Since much of the underlying probability distribution is a priori incompletely known, the classifier must continually adapt when pattern class structures change [25]. Therefore, MANET systems require continuous training to obtain reasonable detection results. However, the ratio between sample size to feature size in this case is close to three, which according to [26] demonstrates that the design-set error rate is an extremely biased estimate of either the Bayes or test-set error rate. Computationally demanding techniques can be used to reduce the effect of finite sample size, such as Monte-Carlo resampling, cross validation, etc., which may have problems when dealing with correlated features resulting in inaccurate decisions.

Our approach deals with the stringent requirements facing WSN and MANET deployment, such as the limited size of training datasets and computational power availability. A new scheme based on the CCI, which includes information on both the true positive (TP) and the true negative (TN), is used due to the fact of having very limited training instances. Such a finite sample size generally limits the accuracy of classifiers as compared to situations where training instances are much larger, for example, in legacy or fixed networks. It is the variation of the CCI values that is of main interest, since the values of the CCIs, including its corresponding TP and TN at any single reporting time (Tr), generates inaccurate decisions.

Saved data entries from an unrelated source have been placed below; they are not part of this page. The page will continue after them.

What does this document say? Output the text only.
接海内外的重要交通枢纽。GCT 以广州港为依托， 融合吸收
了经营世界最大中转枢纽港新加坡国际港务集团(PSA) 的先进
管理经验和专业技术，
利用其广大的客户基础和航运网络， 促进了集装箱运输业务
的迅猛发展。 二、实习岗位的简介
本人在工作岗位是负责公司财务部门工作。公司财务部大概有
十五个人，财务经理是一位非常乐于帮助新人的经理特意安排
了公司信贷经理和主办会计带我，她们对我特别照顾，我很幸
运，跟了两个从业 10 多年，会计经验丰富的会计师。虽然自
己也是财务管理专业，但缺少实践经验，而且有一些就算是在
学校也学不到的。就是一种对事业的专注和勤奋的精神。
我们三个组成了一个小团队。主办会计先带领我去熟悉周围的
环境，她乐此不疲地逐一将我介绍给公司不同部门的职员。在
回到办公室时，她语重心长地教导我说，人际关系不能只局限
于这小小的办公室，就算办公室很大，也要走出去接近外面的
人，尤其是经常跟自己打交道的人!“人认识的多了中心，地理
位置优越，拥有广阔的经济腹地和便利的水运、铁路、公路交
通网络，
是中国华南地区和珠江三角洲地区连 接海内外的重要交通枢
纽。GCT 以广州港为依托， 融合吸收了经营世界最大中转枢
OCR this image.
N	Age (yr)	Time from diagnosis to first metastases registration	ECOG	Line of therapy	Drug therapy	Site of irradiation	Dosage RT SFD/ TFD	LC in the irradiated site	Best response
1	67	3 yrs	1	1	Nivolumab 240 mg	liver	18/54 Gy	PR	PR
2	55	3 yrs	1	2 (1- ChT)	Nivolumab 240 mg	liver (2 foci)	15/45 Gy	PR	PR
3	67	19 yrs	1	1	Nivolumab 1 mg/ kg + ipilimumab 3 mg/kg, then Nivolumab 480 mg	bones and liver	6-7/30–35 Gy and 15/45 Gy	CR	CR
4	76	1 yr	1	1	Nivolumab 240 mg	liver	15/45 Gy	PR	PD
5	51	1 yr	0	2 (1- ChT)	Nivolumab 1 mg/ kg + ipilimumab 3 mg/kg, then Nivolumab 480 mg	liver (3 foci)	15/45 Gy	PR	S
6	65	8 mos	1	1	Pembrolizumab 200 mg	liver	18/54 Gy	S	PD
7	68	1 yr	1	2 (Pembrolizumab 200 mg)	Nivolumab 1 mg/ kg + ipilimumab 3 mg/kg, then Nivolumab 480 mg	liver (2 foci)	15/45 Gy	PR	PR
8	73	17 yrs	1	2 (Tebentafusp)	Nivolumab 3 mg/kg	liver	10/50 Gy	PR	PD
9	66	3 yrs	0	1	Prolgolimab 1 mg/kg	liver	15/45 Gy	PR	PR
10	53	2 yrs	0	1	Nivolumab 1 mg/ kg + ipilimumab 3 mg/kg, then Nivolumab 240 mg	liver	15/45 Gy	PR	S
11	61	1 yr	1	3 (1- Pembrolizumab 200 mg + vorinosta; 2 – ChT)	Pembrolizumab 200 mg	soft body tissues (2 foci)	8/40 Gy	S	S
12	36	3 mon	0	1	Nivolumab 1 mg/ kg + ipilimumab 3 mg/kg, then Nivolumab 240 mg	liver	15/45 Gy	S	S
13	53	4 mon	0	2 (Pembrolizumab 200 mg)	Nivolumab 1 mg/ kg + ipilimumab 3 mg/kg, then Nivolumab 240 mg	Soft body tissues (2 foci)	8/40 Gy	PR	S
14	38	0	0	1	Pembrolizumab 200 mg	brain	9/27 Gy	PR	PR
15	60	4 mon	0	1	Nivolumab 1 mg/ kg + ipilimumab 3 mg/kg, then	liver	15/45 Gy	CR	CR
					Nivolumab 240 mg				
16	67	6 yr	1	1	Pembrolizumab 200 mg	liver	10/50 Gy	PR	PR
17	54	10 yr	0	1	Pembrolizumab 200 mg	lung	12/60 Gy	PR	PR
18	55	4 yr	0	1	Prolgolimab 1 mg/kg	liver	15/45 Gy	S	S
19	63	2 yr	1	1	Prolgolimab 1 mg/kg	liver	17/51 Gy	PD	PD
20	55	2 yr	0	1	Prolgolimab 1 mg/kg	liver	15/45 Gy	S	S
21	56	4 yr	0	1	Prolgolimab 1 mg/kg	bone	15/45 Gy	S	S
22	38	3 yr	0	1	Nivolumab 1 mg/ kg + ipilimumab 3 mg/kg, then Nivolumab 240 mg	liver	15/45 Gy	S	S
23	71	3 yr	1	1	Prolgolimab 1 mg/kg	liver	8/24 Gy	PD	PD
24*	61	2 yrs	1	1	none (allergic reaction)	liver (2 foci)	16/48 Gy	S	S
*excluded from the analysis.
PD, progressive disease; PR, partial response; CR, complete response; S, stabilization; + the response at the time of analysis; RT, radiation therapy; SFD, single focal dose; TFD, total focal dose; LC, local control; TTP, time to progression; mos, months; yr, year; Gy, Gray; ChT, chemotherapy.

In addition, a new scheme will be examined in future work that is based on incremental data acquisition for decision-making to alleviate the need of the second stage. Specifically, a more adaptive feature selection scheme will be tested, which fits the dynamic nature of the MANET. Testing the proposed IDS on different type(s) of malicious activity, such as denial of service, is needed to verify its robustness under wider range of attacks. Moreover, a wider range of classifiers will be utilized as well. These changes are expected to improve the decision accuracy associated with the nodes under test. The results presented here also apply to wireless sensor networks (WSN) and represent a novel intrusion detection scheme for such networks.